As baseball writer Damon Runyon described it, “Jesse Joseph Haines, the corn-fed man from Phillipsburg, Ohio, had been pitching for the Cardinals and doing fairly well.”

And after Grover Cleveland Alexander’s trip from a bar stool to the mound, St. Louis manager Rogers Hornsby said after the game, “Alex can pitch better drunk than any other pitcher sober.” What was it President Abraham Lincoln said about Gen. U.S. Grant’s heavy drinking? “Find out what brand he drinks and give it to all the generals.”

—SING US A SONG, PIANO MAN: When Yonder Alonso played for the Reds, he was one of my favorite guys, always a great guy to interview or just to sit down with and have a conversation.

And he does a fantastic job as an analyst on MLB-TV. But he made a faux pas the other day that nobody caught. He referred to Atlanta Braves closer Raisel Iglesias as Julio Iglesias.

It is not known if the singer, Julio, could throw a slider. And it is not known if Raisel has a singing voioce, but he does make his fastball sing.

One thought on “OBSERVATIONS: Reds Get Snubbed, Only Diaz An All-Star”

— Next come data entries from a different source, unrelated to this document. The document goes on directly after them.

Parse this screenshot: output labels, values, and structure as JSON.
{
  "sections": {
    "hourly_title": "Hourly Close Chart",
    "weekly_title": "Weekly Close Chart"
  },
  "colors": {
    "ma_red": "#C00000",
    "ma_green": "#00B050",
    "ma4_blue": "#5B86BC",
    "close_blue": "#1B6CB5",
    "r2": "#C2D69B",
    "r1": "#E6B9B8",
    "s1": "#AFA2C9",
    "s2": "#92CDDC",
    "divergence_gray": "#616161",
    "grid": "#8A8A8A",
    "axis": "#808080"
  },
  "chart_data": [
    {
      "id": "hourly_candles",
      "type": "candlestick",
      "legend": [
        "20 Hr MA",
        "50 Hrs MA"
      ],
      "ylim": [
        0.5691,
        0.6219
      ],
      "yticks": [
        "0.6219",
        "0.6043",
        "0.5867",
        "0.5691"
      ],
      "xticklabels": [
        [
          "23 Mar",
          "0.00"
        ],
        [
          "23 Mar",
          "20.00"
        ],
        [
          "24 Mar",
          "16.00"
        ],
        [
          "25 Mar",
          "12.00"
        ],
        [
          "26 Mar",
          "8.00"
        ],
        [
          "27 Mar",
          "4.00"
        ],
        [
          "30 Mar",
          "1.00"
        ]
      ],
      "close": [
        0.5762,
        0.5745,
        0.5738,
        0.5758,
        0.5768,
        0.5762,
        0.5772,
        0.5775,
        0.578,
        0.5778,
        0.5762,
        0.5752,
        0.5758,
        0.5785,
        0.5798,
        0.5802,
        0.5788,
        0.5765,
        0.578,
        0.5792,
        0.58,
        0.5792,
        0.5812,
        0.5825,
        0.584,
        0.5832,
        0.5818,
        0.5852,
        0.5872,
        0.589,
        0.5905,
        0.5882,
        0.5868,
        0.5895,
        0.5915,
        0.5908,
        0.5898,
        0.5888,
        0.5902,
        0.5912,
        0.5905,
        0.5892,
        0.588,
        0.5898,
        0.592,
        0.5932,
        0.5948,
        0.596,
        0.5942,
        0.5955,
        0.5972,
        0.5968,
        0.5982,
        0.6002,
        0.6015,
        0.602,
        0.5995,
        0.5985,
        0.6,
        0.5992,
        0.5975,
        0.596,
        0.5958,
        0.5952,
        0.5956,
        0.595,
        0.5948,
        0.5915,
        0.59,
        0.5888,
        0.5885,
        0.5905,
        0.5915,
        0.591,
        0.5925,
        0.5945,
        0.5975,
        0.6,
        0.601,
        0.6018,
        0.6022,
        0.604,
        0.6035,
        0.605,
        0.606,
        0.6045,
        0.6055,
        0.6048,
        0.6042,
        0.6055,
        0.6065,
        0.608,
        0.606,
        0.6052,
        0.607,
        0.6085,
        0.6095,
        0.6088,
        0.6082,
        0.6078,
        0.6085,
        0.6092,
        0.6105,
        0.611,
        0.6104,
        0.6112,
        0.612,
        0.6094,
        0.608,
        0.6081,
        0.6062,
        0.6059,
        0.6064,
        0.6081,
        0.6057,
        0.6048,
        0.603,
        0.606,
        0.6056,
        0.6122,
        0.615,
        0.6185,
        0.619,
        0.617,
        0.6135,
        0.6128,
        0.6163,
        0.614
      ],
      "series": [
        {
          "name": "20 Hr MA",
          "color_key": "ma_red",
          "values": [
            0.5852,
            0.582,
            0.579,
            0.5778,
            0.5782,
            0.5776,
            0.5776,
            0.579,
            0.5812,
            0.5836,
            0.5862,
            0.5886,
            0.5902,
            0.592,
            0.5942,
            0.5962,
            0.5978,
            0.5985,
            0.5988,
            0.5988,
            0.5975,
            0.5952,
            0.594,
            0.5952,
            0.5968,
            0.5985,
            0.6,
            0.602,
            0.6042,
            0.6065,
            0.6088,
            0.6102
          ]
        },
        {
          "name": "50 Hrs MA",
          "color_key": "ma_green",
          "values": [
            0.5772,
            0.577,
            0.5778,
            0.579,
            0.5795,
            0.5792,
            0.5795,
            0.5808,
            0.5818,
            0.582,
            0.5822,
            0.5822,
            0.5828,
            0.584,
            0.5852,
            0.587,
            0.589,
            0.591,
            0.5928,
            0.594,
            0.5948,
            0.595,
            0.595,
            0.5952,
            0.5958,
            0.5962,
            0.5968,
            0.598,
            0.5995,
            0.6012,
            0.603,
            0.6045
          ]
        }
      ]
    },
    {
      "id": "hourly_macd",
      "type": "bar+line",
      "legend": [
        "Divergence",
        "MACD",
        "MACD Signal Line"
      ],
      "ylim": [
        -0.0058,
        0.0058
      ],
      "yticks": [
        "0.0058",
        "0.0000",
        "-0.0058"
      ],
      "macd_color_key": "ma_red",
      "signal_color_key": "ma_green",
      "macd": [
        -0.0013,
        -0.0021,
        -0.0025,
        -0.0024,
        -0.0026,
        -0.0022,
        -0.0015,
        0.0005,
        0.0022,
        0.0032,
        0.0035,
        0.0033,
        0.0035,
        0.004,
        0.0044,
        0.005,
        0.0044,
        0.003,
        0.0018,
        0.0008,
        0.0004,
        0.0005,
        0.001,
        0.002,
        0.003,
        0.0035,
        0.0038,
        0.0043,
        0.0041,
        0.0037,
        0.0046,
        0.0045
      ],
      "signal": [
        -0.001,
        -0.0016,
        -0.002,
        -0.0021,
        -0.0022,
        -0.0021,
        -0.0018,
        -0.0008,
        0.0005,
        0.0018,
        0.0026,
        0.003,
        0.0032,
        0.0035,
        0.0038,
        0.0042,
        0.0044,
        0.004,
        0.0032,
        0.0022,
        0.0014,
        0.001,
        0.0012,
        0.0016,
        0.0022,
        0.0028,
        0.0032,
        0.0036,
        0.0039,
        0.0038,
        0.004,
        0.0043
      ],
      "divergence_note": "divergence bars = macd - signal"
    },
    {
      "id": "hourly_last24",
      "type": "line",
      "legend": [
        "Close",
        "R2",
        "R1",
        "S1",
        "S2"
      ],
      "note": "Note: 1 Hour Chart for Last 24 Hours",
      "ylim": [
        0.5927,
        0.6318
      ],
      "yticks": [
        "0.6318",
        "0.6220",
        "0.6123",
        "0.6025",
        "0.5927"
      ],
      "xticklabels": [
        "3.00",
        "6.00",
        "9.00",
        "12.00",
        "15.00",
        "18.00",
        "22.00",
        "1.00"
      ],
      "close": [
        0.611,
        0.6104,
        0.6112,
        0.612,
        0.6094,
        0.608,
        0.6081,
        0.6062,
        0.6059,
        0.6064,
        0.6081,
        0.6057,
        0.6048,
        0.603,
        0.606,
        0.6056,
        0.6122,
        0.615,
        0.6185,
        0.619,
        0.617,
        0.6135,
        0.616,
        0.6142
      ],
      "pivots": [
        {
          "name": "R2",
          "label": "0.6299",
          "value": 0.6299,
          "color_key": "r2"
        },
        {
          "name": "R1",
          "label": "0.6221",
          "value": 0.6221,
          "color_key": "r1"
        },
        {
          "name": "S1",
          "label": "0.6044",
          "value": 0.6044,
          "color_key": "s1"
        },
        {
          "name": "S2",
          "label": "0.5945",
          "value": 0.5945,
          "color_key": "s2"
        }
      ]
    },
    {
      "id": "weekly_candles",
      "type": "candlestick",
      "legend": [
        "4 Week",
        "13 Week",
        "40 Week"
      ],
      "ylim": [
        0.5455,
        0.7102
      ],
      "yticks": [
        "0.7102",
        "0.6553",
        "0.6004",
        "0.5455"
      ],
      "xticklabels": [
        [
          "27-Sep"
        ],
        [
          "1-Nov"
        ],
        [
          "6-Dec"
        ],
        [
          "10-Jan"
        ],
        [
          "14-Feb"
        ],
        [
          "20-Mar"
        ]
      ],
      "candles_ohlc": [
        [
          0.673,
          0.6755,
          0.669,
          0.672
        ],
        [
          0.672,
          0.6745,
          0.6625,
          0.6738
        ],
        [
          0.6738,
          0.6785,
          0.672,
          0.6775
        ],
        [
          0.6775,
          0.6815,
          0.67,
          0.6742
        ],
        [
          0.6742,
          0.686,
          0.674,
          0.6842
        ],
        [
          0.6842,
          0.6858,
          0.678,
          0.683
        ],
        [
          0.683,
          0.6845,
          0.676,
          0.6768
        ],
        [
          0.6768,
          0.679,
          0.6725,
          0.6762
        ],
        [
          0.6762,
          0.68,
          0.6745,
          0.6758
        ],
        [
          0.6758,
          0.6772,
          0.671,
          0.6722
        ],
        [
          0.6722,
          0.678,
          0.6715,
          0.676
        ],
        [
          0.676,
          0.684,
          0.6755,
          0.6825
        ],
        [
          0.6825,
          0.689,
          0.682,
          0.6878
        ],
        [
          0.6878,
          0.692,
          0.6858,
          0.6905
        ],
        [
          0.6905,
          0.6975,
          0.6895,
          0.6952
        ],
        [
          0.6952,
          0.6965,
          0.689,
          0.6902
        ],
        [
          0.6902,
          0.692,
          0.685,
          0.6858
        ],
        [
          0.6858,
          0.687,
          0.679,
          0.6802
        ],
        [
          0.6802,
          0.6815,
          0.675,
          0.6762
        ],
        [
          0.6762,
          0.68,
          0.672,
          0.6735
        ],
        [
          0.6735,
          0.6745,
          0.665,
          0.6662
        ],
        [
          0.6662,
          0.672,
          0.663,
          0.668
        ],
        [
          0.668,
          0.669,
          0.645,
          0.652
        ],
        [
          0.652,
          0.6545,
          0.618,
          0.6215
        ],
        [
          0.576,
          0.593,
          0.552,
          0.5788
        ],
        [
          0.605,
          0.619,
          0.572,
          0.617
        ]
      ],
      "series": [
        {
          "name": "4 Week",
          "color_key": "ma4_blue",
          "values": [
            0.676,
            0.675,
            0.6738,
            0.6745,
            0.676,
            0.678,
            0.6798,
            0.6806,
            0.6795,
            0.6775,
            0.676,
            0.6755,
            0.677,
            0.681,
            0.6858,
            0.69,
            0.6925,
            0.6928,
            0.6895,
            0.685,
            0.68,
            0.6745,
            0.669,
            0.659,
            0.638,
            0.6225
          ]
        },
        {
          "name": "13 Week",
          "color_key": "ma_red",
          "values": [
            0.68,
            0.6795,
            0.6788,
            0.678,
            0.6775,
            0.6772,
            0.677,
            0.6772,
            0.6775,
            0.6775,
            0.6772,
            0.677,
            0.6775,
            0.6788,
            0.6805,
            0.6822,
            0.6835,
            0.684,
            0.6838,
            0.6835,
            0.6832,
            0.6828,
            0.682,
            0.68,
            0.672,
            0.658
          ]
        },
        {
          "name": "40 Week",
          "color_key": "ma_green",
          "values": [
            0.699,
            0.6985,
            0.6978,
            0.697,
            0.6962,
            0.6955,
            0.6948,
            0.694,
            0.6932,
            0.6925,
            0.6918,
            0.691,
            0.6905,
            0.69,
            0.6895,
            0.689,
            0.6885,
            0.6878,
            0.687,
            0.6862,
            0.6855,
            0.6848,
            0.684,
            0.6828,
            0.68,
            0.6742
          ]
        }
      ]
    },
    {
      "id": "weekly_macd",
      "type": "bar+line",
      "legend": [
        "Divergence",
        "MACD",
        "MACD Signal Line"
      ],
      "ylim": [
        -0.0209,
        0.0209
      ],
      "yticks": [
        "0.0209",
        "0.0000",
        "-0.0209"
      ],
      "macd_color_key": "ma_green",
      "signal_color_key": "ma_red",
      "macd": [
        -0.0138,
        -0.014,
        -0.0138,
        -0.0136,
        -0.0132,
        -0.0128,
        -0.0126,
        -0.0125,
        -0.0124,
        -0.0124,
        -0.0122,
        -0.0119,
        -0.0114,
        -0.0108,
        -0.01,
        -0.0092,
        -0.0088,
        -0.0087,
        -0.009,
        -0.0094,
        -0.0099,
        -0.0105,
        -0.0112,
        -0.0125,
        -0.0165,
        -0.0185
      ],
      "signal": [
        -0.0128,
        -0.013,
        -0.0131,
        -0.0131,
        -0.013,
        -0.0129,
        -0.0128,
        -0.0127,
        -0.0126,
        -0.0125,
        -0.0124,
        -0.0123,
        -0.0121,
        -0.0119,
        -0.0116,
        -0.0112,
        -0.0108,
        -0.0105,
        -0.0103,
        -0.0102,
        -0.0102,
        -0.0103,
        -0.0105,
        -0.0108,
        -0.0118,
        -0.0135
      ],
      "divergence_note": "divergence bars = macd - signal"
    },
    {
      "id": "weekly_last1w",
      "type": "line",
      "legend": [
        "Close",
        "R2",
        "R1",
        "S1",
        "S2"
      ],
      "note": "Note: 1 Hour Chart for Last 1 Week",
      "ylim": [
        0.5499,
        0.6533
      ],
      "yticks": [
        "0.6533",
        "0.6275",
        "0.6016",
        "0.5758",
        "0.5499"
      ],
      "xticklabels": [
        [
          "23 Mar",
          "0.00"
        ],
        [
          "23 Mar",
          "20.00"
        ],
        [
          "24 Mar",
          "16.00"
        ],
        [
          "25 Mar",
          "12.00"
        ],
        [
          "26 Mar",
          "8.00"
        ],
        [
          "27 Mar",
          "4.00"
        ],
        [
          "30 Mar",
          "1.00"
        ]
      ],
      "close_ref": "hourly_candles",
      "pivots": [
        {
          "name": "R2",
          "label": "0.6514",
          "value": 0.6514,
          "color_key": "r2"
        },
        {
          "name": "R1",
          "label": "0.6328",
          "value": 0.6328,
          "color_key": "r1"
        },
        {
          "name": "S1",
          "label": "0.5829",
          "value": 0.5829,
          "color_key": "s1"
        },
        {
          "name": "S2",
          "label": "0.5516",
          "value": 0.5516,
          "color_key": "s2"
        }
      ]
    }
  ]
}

  1. The Reds won’t even sniff at being in the mix for Scherzer. As far as the AS snubs…. who cares? Today’s AS games ain’t worth the time to scratch your backside, let alone watch. And while the Reds’ rookies may be worthy in some regard, not with the small sample size they’ve put up (i.e. all came up in May?). Reds should just be happy to be in contention for the NL Central.